Sobreponerse a las caídas

Un magnífico entrenador me dijo hace poco: “Hay veces, que los psicólogos solo habláis de positivismo. El ser positivo se ha extendido tanto en la cultura general que parece que tienes que entrar en el vestuario diciendo: “¡No pasa nada, chaval! ¡Vamos ser positivos, todo va a salir bien!””. Yo me reí con su comentario y con la forma de contarlo. Pero razón, no le falta.

Muchas personas asocian la psicología con ver el mundo de color de rosa, con ser felices y vivir en una “happy-party” todo el día. ¿Qué hay crisis?, ¡sonríe!, ¿se rompió tu matrimonio?, ¡no puedes estar triste!, ¿qué te has lesionado?, ¡no seas tan negativo! Ser positivo no tiene nada que ver con ponerse una venda y no ver la situación real que estamos viviendo.

Cuando un deportista sufre una lesión, no consigue su objetivo o pierde con su equipo, lo sano, emocionalmente hablando, es estar triste. De alguna manera hemos sufrido una pérdida: ya no podemos jugar con ese ligamento dañado, no hemos obtenido esa medalla o tenemos que olvidarnos de jugar los play-off de ascenso. Y como pérdida, es frecuente pasar por las diferentes etapas que se dan en el duelo: negamos que haya ocurrido, nos enfadamos, intentamos “negociar” de alguna manera (“vale, me he lesionado, pero que sean solo 2 semanas, por favor, por favor…”), nos sentimos muy tristes o deprimidos, y finalmente, llega la etapa de aceptación de lo ocurrido.
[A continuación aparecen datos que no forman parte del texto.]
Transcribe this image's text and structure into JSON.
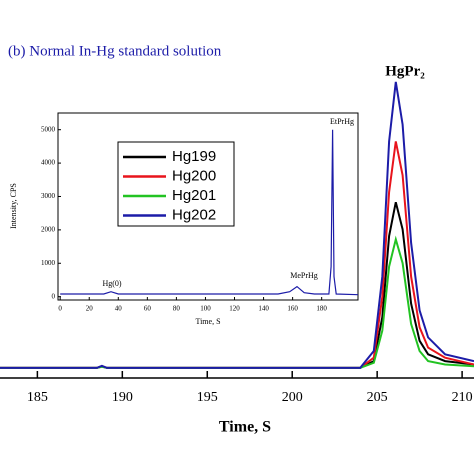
{
  "chart_data": [
    {
      "type": "line",
      "title": "(b) Normal In-Hg standard solution",
      "xlabel": "Time, S",
      "annotations": [
        "HgPr₂"
      ],
      "xlim": [
        182.8,
        210.7
      ],
      "ylim": [
        0,
        100
      ],
      "xticks": [
        185,
        190,
        195,
        200,
        205,
        210
      ],
      "x": [
        182.8,
        188.5,
        188.8,
        189.1,
        204.0,
        204.8,
        205.3,
        205.7,
        206.1,
        206.5,
        207.0,
        207.5,
        208.0,
        209.0,
        210.7
      ],
      "series": [
        {
          "name": "Hg199",
          "color": "#000000",
          "values": [
            3,
            3,
            3.4,
            3,
            3,
            5,
            18,
            42,
            52,
            44,
            22,
            11,
            7,
            5,
            4
          ]
        },
        {
          "name": "Hg200",
          "color": "#e8141c",
          "values": [
            3,
            3,
            3.5,
            3,
            3,
            6,
            24,
            55,
            70,
            60,
            30,
            15,
            9,
            6,
            4
          ]
        },
        {
          "name": "Hg201",
          "color": "#22c322",
          "values": [
            3,
            3,
            3.3,
            3,
            3,
            4.5,
            14,
            33,
            41,
            34,
            16,
            8,
            5,
            4,
            3.5
          ]
        },
        {
          "name": "Hg202",
          "color": "#1c1ca8",
          "values": [
            3,
            3,
            3.6,
            3,
            3,
            8,
            30,
            70,
            87.6,
            75,
            40,
            20,
            12,
            7,
            5
          ]
        }
      ]
    },
    {
      "type": "line",
      "xlabel": "Time, S",
      "ylabel": "Intensity, CPS",
      "annotations": [
        "Hg(0)",
        "MePrHg",
        "EtPrHg"
      ],
      "xlim": [
        -1.5,
        205
      ],
      "ylim": [
        -100,
        5500
      ],
      "xticks": [
        0,
        20,
        40,
        60,
        80,
        100,
        120,
        140,
        160,
        180
      ],
      "yticks": [
        0,
        1000,
        2000,
        3000,
        4000,
        5000
      ],
      "x": [
        0,
        30,
        35,
        40,
        150,
        158,
        163,
        168,
        175,
        185,
        186.5,
        187.5,
        188.5,
        190,
        205
      ],
      "series": [
        {
          "color": "#1c1ca8",
          "values": [
            80,
            80,
            150,
            80,
            80,
            150,
            300,
            120,
            80,
            80,
            900,
            5000,
            600,
            80,
            60
          ]
        }
      ]
    }
  ]
}
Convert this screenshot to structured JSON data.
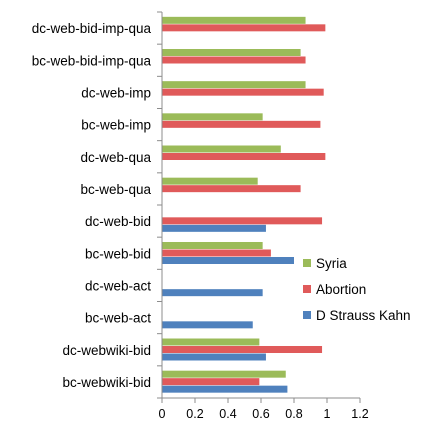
{
  "chart_data": {
    "type": "bar",
    "orientation": "horizontal",
    "categories": [
      "dc-web-bid-imp-qua",
      "bc-web-bid-imp-qua",
      "dc-web-imp",
      "bc-web-imp",
      "dc-web-qua",
      "bc-web-qua",
      "dc-web-bid",
      "bc-web-bid",
      "dc-web-act",
      "bc-web-act",
      "dc-webwiki-bid",
      "bc-webwiki-bid"
    ],
    "series": [
      {
        "name": "Syria",
        "color": "#9bbb59",
        "values": [
          0.87,
          0.84,
          0.87,
          0.61,
          0.72,
          0.58,
          null,
          0.61,
          null,
          null,
          0.59,
          0.75
        ]
      },
      {
        "name": "Abortion",
        "color": "#e05a5a",
        "values": [
          0.99,
          0.87,
          0.98,
          0.96,
          0.99,
          0.84,
          0.97,
          0.66,
          null,
          null,
          0.97,
          0.59
        ]
      },
      {
        "name": "D Strauss Kahn",
        "color": "#4f81bd",
        "values": [
          null,
          null,
          null,
          null,
          null,
          null,
          0.63,
          0.8,
          0.61,
          0.55,
          0.63,
          0.76
        ]
      }
    ],
    "xlim": [
      0,
      1.2
    ],
    "xticks": [
      "0",
      "0.2",
      "0.4",
      "0.6",
      "0.8",
      "1",
      "1.2"
    ],
    "title": "",
    "xlabel": "",
    "ylabel": "",
    "grid": false,
    "legend_position": "right"
  }
}
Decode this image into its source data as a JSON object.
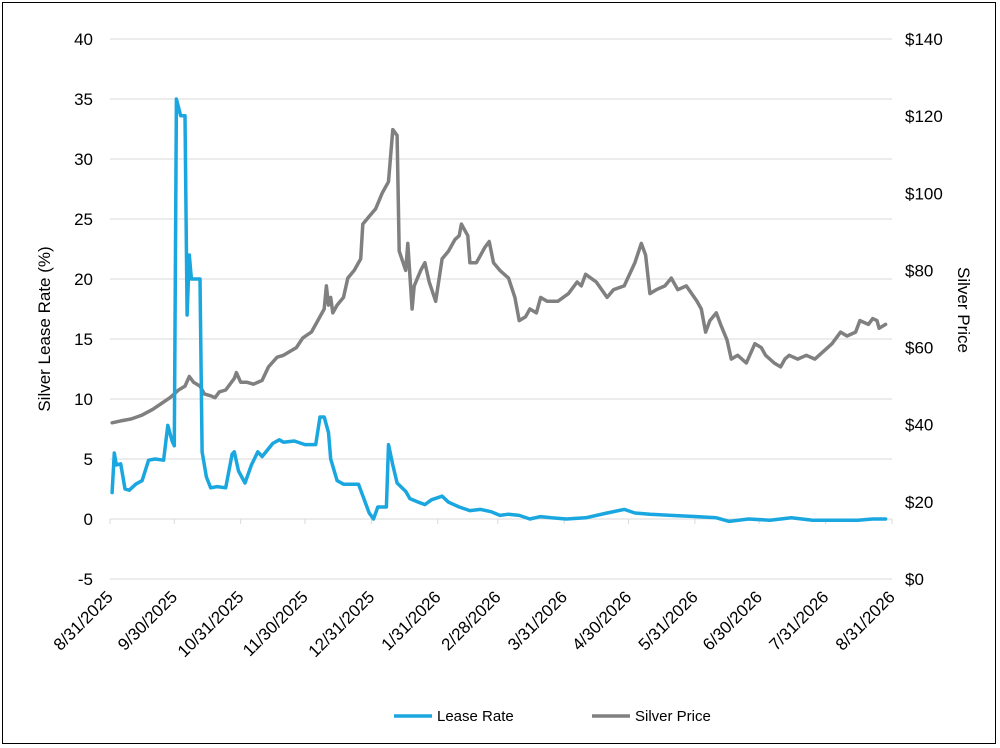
{
  "chart_data": {
    "type": "line",
    "title": "",
    "xlabel": "",
    "ylabel_left": "Silver Lease Rate (%)",
    "ylabel_right": "Silver Price",
    "ylim_left": [
      -5,
      40
    ],
    "ylim_right": [
      0,
      140
    ],
    "xlim": [
      "2025-08-31",
      "2026-08-31"
    ],
    "left_ticks": [
      "-5",
      "0",
      "5",
      "10",
      "15",
      "20",
      "25",
      "30",
      "35",
      "40"
    ],
    "right_ticks": [
      "$0",
      "$20",
      "$40",
      "$60",
      "$80",
      "$100",
      "$120",
      "$140"
    ],
    "x_ticks": [
      "8/31/2025",
      "9/30/2025",
      "10/31/2025",
      "11/30/2025",
      "12/31/2025",
      "1/31/2026",
      "2/28/2026",
      "3/31/2026",
      "4/30/2026",
      "5/31/2026",
      "6/30/2026",
      "7/31/2026",
      "8/31/2026"
    ],
    "grid": true,
    "legend_position": "bottom",
    "series": [
      {
        "name": "Lease Rate",
        "axis": "left",
        "color": "#1aa7e0",
        "points": [
          [
            "2025-09-01",
            2.2
          ],
          [
            "2025-09-02",
            5.5
          ],
          [
            "2025-09-03",
            4.5
          ],
          [
            "2025-09-05",
            4.6
          ],
          [
            "2025-09-07",
            2.5
          ],
          [
            "2025-09-09",
            2.4
          ],
          [
            "2025-09-12",
            2.9
          ],
          [
            "2025-09-15",
            3.2
          ],
          [
            "2025-09-18",
            4.9
          ],
          [
            "2025-09-21",
            5.0
          ],
          [
            "2025-09-25",
            4.9
          ],
          [
            "2025-09-27",
            7.8
          ],
          [
            "2025-09-29",
            6.5
          ],
          [
            "2025-09-30",
            6.1
          ],
          [
            "2025-10-01",
            35.0
          ],
          [
            "2025-10-03",
            33.6
          ],
          [
            "2025-10-05",
            33.6
          ],
          [
            "2025-10-06",
            17.0
          ],
          [
            "2025-10-07",
            22.0
          ],
          [
            "2025-10-08",
            20.0
          ],
          [
            "2025-10-12",
            20.0
          ],
          [
            "2025-10-13",
            5.6
          ],
          [
            "2025-10-15",
            3.5
          ],
          [
            "2025-10-17",
            2.6
          ],
          [
            "2025-10-20",
            2.7
          ],
          [
            "2025-10-24",
            2.6
          ],
          [
            "2025-10-27",
            5.4
          ],
          [
            "2025-10-28",
            5.6
          ],
          [
            "2025-10-30",
            4.0
          ],
          [
            "2025-11-02",
            3.0
          ],
          [
            "2025-11-05",
            4.5
          ],
          [
            "2025-11-08",
            5.6
          ],
          [
            "2025-11-10",
            5.2
          ],
          [
            "2025-11-15",
            6.3
          ],
          [
            "2025-11-18",
            6.6
          ],
          [
            "2025-11-20",
            6.4
          ],
          [
            "2025-11-25",
            6.5
          ],
          [
            "2025-11-30",
            6.2
          ],
          [
            "2025-12-05",
            6.2
          ],
          [
            "2025-12-07",
            8.5
          ],
          [
            "2025-12-09",
            8.5
          ],
          [
            "2025-12-11",
            7.2
          ],
          [
            "2025-12-12",
            5.0
          ],
          [
            "2025-12-15",
            3.2
          ],
          [
            "2025-12-18",
            2.9
          ],
          [
            "2025-12-25",
            2.9
          ],
          [
            "2025-12-30",
            0.5
          ],
          [
            "2026-01-01",
            0.0
          ],
          [
            "2026-01-03",
            1.0
          ],
          [
            "2026-01-07",
            1.0
          ],
          [
            "2026-01-08",
            6.2
          ],
          [
            "2026-01-10",
            4.5
          ],
          [
            "2026-01-12",
            3.0
          ],
          [
            "2026-01-16",
            2.3
          ],
          [
            "2026-01-18",
            1.7
          ],
          [
            "2026-01-22",
            1.4
          ],
          [
            "2026-01-25",
            1.2
          ],
          [
            "2026-01-28",
            1.6
          ],
          [
            "2026-02-02",
            1.9
          ],
          [
            "2026-02-05",
            1.4
          ],
          [
            "2026-02-10",
            1.0
          ],
          [
            "2026-02-15",
            0.7
          ],
          [
            "2026-02-20",
            0.8
          ],
          [
            "2026-02-25",
            0.6
          ],
          [
            "2026-03-01",
            0.3
          ],
          [
            "2026-03-05",
            0.4
          ],
          [
            "2026-03-10",
            0.3
          ],
          [
            "2026-03-15",
            0.0
          ],
          [
            "2026-03-20",
            0.2
          ],
          [
            "2026-03-25",
            0.1
          ],
          [
            "2026-04-01",
            0.0
          ],
          [
            "2026-04-10",
            0.1
          ],
          [
            "2026-04-20",
            0.5
          ],
          [
            "2026-04-28",
            0.8
          ],
          [
            "2026-05-03",
            0.5
          ],
          [
            "2026-05-10",
            0.4
          ],
          [
            "2026-05-20",
            0.3
          ],
          [
            "2026-06-01",
            0.2
          ],
          [
            "2026-06-10",
            0.1
          ],
          [
            "2026-06-16",
            -0.2
          ],
          [
            "2026-06-25",
            0.0
          ],
          [
            "2026-07-05",
            -0.1
          ],
          [
            "2026-07-15",
            0.1
          ],
          [
            "2026-07-25",
            -0.1
          ],
          [
            "2026-08-05",
            -0.1
          ],
          [
            "2026-08-15",
            -0.1
          ],
          [
            "2026-08-22",
            0.0
          ],
          [
            "2026-08-28",
            0.0
          ]
        ]
      },
      {
        "name": "Silver Price",
        "axis": "right",
        "color": "#808080",
        "points": [
          [
            "2025-09-01",
            40.5
          ],
          [
            "2025-09-05",
            41.0
          ],
          [
            "2025-09-10",
            41.5
          ],
          [
            "2025-09-15",
            42.5
          ],
          [
            "2025-09-20",
            44.0
          ],
          [
            "2025-09-24",
            45.5
          ],
          [
            "2025-09-28",
            47.0
          ],
          [
            "2025-10-02",
            49.0
          ],
          [
            "2025-10-05",
            50.0
          ],
          [
            "2025-10-07",
            52.5
          ],
          [
            "2025-10-09",
            51.0
          ],
          [
            "2025-10-12",
            50.0
          ],
          [
            "2025-10-14",
            48.0
          ],
          [
            "2025-10-17",
            47.5
          ],
          [
            "2025-10-19",
            47.0
          ],
          [
            "2025-10-21",
            48.5
          ],
          [
            "2025-10-24",
            49.0
          ],
          [
            "2025-10-28",
            52.0
          ],
          [
            "2025-10-29",
            53.5
          ],
          [
            "2025-10-31",
            51.0
          ],
          [
            "2025-11-03",
            51.0
          ],
          [
            "2025-11-06",
            50.5
          ],
          [
            "2025-11-10",
            51.5
          ],
          [
            "2025-11-13",
            55.0
          ],
          [
            "2025-11-17",
            57.5
          ],
          [
            "2025-11-20",
            58.0
          ],
          [
            "2025-11-23",
            59.0
          ],
          [
            "2025-11-26",
            60.0
          ],
          [
            "2025-11-29",
            62.5
          ],
          [
            "2025-12-03",
            64.0
          ],
          [
            "2025-12-06",
            67.0
          ],
          [
            "2025-12-09",
            70.0
          ],
          [
            "2025-12-10",
            76.0
          ],
          [
            "2025-12-11",
            71.0
          ],
          [
            "2025-12-12",
            73.0
          ],
          [
            "2025-12-13",
            69.0
          ],
          [
            "2025-12-15",
            71.0
          ],
          [
            "2025-12-18",
            73.0
          ],
          [
            "2025-12-20",
            78.0
          ],
          [
            "2025-12-23",
            80.0
          ],
          [
            "2025-12-26",
            83.0
          ],
          [
            "2025-12-27",
            92.0
          ],
          [
            "2025-12-30",
            94.0
          ],
          [
            "2026-01-02",
            96.0
          ],
          [
            "2026-01-05",
            100.0
          ],
          [
            "2026-01-08",
            103.0
          ],
          [
            "2026-01-10",
            116.5
          ],
          [
            "2026-01-12",
            115.0
          ],
          [
            "2026-01-13",
            85.0
          ],
          [
            "2026-01-16",
            80.0
          ],
          [
            "2026-01-17",
            87.0
          ],
          [
            "2026-01-19",
            70.0
          ],
          [
            "2026-01-20",
            76.0
          ],
          [
            "2026-01-23",
            80.0
          ],
          [
            "2026-01-25",
            82.0
          ],
          [
            "2026-01-27",
            77.0
          ],
          [
            "2026-01-30",
            72.0
          ],
          [
            "2026-02-02",
            83.0
          ],
          [
            "2026-02-05",
            85.0
          ],
          [
            "2026-02-08",
            88.0
          ],
          [
            "2026-02-10",
            89.0
          ],
          [
            "2026-02-11",
            92.0
          ],
          [
            "2026-02-14",
            89.0
          ],
          [
            "2026-02-15",
            82.0
          ],
          [
            "2026-02-18",
            82.0
          ],
          [
            "2026-02-22",
            86.0
          ],
          [
            "2026-02-24",
            87.5
          ],
          [
            "2026-02-26",
            82.0
          ],
          [
            "2026-03-01",
            80.0
          ],
          [
            "2026-03-05",
            78.0
          ],
          [
            "2026-03-08",
            73.0
          ],
          [
            "2026-03-10",
            67.0
          ],
          [
            "2026-03-13",
            68.0
          ],
          [
            "2026-03-15",
            70.0
          ],
          [
            "2026-03-18",
            69.0
          ],
          [
            "2026-03-20",
            73.0
          ],
          [
            "2026-03-23",
            72.0
          ],
          [
            "2026-03-28",
            72.0
          ],
          [
            "2026-04-02",
            74.0
          ],
          [
            "2026-04-06",
            77.0
          ],
          [
            "2026-04-08",
            76.0
          ],
          [
            "2026-04-10",
            79.0
          ],
          [
            "2026-04-15",
            77.0
          ],
          [
            "2026-04-20",
            73.0
          ],
          [
            "2026-04-23",
            75.0
          ],
          [
            "2026-04-28",
            76.0
          ],
          [
            "2026-05-03",
            82.0
          ],
          [
            "2026-05-06",
            87.0
          ],
          [
            "2026-05-08",
            84.0
          ],
          [
            "2026-05-10",
            74.0
          ],
          [
            "2026-05-13",
            75.0
          ],
          [
            "2026-05-17",
            76.0
          ],
          [
            "2026-05-20",
            78.0
          ],
          [
            "2026-05-23",
            75.0
          ],
          [
            "2026-05-27",
            76.0
          ],
          [
            "2026-06-01",
            72.0
          ],
          [
            "2026-06-03",
            70.0
          ],
          [
            "2026-06-05",
            64.0
          ],
          [
            "2026-06-07",
            67.0
          ],
          [
            "2026-06-10",
            69.0
          ],
          [
            "2026-06-12",
            66.0
          ],
          [
            "2026-06-15",
            62.0
          ],
          [
            "2026-06-17",
            57.0
          ],
          [
            "2026-06-20",
            58.0
          ],
          [
            "2026-06-24",
            56.0
          ],
          [
            "2026-06-28",
            61.0
          ],
          [
            "2026-07-01",
            60.0
          ],
          [
            "2026-07-03",
            58.0
          ],
          [
            "2026-07-07",
            56.0
          ],
          [
            "2026-07-10",
            55.0
          ],
          [
            "2026-07-12",
            57.0
          ],
          [
            "2026-07-14",
            58.0
          ],
          [
            "2026-07-18",
            57.0
          ],
          [
            "2026-07-22",
            58.0
          ],
          [
            "2026-07-26",
            57.0
          ],
          [
            "2026-07-30",
            59.0
          ],
          [
            "2026-08-03",
            61.0
          ],
          [
            "2026-08-07",
            64.0
          ],
          [
            "2026-08-10",
            63.0
          ],
          [
            "2026-08-14",
            64.0
          ],
          [
            "2026-08-16",
            67.0
          ],
          [
            "2026-08-20",
            66.0
          ],
          [
            "2026-08-22",
            67.5
          ],
          [
            "2026-08-24",
            67.0
          ],
          [
            "2026-08-25",
            65.0
          ],
          [
            "2026-08-28",
            66.0
          ]
        ]
      }
    ]
  }
}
Si nos ha ocurrido algo desagradable, no hay que negarlo. Es importante asumir la pérdida, pasar por los 5 pasos. Ni es sano vivir en un sueño irreal en el que todo está bien, ni quedarse en la etapa de la depresión y no saber salir.

En psicología, cuando hablamos de ser positivos nos referimos a la capacidad que tenemos las personas de sobreponernos a las caídas. Stephen R. Covey, uno de los padres del Coaching, señalaba que podemos dividir lo que nos pasa en dos círculos: el círculo de preocupación (lo que me preocupa pero no está bajo mi control) y el círculo de influencia (aquello sobre lo que sí podemos hacer algo). Ser positivo supone dedicar nuestra atención a este segundo círculo: la desgracia ya ha ocurrido; sobre eso, ya no podemos hacer nada, así que hay que centrarse en aquello que sí depende de nosotros. Ser positivo, supone aceptar la lesión y ponerte a trabajar para recuperarte, ser consciente de que el Míster te deja en el banquillo pero no dejas de entrenar al cien por cien, o saber que tu vida personal no está en su mejor momento, pero que puedes tomar decisiones para sentirte mejor contigo mismo.

Te propongo un reto: ¿te sientes triste o estás preocupado? Tienes el día de hoy para sentirte así, pero a partir de mañana elige algo que sí depende de ti y que puede ayudarte a cambiar tu situación. Eso es sobreponerse a las caídas.